Clash of civilizations?

December 9, 2006

Ants are social creatures. Their society is complex and well structured. Each ant is assigned an individual function – a worker, a soldier, a matron – and together they build a commonwealth that is a wonder to behold. They live in huge conical buildings that have compartments for housing, for food storage, for nurseries, that protect them against the elements. The ant society is truly a wonder.

But is it a “civilization?”

The answer from the humans is “no” – we call it a “colony,” reserving the word “civilization” for our own societies.

Is that fair? Aren’t the two societies fundamentally similar – the same coordination of effort, the same division of labor, the same spirit of cooperation that helps preserve the collective, and therefore individual, well-being? Aren’t the societies of ants and of humans the same kind of a society?

It depends. There is no uniform answer because there is no uniformity in human societies. They come in two basic varieties. One is based on some “Truth” – religious, social, racial. Naturally, these give no leeway for thinking, since in them the Truth has already been ascertained. It is known exactly what is right and what is wrong, what is true and what is false; nothing is left to think about. Such Truth-based societies – Nazi, Communist, Islamic states – do not differ from the ant society at all, because neither has any use for brains. In the ant society thinking is substituted by an instinct, in human societies it is replaced with some Truth. In both cases the behavior is programmed.
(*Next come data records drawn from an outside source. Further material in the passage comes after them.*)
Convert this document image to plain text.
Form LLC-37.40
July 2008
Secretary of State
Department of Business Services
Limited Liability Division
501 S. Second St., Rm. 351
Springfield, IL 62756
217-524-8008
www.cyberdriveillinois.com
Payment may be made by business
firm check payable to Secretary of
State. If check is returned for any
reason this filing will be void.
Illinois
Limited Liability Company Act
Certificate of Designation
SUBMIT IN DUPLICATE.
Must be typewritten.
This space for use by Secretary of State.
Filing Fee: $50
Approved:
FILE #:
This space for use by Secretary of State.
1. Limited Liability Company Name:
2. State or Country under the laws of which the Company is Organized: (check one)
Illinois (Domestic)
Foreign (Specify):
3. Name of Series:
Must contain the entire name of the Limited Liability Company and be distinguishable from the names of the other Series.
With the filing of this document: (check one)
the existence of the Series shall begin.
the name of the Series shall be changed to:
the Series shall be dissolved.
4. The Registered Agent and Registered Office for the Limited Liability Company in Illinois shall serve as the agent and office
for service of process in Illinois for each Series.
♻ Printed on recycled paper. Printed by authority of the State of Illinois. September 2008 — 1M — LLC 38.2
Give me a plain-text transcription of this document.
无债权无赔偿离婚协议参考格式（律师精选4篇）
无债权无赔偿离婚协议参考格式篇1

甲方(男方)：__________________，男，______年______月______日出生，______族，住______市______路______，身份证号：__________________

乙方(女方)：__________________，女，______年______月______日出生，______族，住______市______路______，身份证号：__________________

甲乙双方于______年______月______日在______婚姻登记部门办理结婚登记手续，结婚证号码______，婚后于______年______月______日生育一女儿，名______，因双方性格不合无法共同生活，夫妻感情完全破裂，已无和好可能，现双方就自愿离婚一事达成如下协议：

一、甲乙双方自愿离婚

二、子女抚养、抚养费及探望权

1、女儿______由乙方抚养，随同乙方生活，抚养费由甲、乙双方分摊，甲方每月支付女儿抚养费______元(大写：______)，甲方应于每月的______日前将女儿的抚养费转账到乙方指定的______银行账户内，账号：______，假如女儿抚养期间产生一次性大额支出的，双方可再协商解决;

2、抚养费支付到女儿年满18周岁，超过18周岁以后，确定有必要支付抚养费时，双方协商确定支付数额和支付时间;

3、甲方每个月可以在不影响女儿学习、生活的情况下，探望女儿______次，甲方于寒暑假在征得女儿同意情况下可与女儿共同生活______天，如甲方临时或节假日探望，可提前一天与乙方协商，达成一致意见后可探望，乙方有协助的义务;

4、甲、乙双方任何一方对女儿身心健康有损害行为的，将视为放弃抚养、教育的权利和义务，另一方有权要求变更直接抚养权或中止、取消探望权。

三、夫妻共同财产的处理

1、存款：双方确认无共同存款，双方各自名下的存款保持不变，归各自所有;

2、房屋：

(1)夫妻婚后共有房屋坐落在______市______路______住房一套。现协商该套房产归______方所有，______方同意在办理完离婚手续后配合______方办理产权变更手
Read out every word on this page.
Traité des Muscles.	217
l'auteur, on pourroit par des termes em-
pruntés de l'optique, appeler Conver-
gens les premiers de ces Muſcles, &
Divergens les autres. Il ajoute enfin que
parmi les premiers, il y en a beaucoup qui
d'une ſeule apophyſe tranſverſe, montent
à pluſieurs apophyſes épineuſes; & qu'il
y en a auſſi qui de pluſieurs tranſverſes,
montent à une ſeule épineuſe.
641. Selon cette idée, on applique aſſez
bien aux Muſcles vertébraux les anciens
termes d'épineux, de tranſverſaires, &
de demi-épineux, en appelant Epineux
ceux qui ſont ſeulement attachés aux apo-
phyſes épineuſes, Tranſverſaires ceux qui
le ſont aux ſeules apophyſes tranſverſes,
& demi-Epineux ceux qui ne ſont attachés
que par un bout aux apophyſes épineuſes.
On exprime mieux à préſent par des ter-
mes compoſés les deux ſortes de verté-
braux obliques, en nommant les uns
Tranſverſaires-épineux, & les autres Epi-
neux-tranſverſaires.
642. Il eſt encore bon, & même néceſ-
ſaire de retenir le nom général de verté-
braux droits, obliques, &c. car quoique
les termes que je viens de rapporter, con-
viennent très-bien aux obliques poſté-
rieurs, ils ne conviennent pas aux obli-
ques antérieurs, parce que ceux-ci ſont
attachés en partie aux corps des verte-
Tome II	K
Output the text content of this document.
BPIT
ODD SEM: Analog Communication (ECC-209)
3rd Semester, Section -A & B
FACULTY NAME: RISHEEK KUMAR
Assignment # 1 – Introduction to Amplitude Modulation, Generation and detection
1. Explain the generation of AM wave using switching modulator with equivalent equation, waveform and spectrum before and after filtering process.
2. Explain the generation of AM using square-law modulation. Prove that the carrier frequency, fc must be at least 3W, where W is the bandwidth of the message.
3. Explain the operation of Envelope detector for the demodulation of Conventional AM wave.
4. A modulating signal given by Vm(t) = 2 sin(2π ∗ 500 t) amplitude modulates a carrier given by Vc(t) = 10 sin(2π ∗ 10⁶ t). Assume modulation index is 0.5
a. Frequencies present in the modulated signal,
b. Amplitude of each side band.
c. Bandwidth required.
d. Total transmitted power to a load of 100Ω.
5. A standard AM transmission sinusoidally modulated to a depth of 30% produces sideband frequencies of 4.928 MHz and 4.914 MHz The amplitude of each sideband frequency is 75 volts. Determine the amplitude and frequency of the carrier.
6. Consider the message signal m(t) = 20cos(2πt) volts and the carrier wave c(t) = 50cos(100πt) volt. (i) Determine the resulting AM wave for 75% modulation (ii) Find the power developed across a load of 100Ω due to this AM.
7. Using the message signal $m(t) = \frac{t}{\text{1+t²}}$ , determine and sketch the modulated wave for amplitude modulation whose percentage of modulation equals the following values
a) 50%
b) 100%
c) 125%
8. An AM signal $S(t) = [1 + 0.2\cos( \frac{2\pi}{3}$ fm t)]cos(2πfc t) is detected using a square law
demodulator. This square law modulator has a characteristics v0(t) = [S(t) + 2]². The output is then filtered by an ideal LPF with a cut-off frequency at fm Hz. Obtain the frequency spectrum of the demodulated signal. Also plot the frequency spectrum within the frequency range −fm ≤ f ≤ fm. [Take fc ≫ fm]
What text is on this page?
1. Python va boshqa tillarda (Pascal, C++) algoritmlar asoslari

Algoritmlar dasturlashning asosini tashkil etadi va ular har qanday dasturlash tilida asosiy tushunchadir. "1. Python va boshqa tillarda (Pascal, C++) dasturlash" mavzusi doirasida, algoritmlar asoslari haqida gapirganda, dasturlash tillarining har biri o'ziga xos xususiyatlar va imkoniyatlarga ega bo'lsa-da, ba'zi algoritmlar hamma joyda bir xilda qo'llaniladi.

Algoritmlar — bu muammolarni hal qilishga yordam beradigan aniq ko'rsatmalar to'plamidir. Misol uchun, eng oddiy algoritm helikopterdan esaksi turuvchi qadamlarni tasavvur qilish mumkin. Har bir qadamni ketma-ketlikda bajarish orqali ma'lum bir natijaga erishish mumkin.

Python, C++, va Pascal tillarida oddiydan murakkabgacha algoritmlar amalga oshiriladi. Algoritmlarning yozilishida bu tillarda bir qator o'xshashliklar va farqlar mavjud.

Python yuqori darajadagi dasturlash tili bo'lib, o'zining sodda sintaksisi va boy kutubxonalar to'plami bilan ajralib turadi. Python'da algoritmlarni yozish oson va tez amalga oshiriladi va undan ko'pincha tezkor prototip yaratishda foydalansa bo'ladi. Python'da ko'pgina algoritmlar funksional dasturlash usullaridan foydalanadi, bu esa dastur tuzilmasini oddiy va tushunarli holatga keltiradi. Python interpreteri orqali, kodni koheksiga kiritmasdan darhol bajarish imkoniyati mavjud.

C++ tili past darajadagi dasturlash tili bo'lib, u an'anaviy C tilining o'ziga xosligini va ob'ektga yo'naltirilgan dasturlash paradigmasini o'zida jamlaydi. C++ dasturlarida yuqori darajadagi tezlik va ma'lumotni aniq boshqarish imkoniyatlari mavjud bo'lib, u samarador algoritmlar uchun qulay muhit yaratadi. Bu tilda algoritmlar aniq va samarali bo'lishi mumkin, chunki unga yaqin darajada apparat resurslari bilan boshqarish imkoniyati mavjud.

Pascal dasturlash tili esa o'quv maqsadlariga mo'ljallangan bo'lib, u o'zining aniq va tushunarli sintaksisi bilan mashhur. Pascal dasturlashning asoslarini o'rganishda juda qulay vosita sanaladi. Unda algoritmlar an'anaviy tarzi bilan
But while there are many “colonies of humans” – places like North Korea, China, Saudi Arabia, Iran – there are human “civilizations” too. These are based on realization that there is no getting at grand “Truth,” that each of us has his or her own vision of what is true, that these visions have to be balanced through compromise, and those of the majority given a status of official policy. Hence elections at regular intervals, and free speech to get at every side of the issue at hand. In “civilizations” the use of brains is paramount, while in a “colony” it is impossible. That’s the main difference between the two.

And today, as terrorists confront the West, are we in for the “clash of civilizations?” The answer is, again, “it depends.” It is a “clash of civilizations” when people from Western Europe clash in the press with the Americans on how to deal with the looming threat. There can be – and there recently was – a “clash of civilizations” at the UN between France and the US, for example. But there is no clash of civilizations when America engages militarily against the jihadis – because those on the other side are not a “civilization,” but a mere colony of humans blinded by their Truth.

When one of the sides engaged in the clash is not a civilization, can we call the resulting conflict a “clash of civilizations”? The answer is an obvious “No.”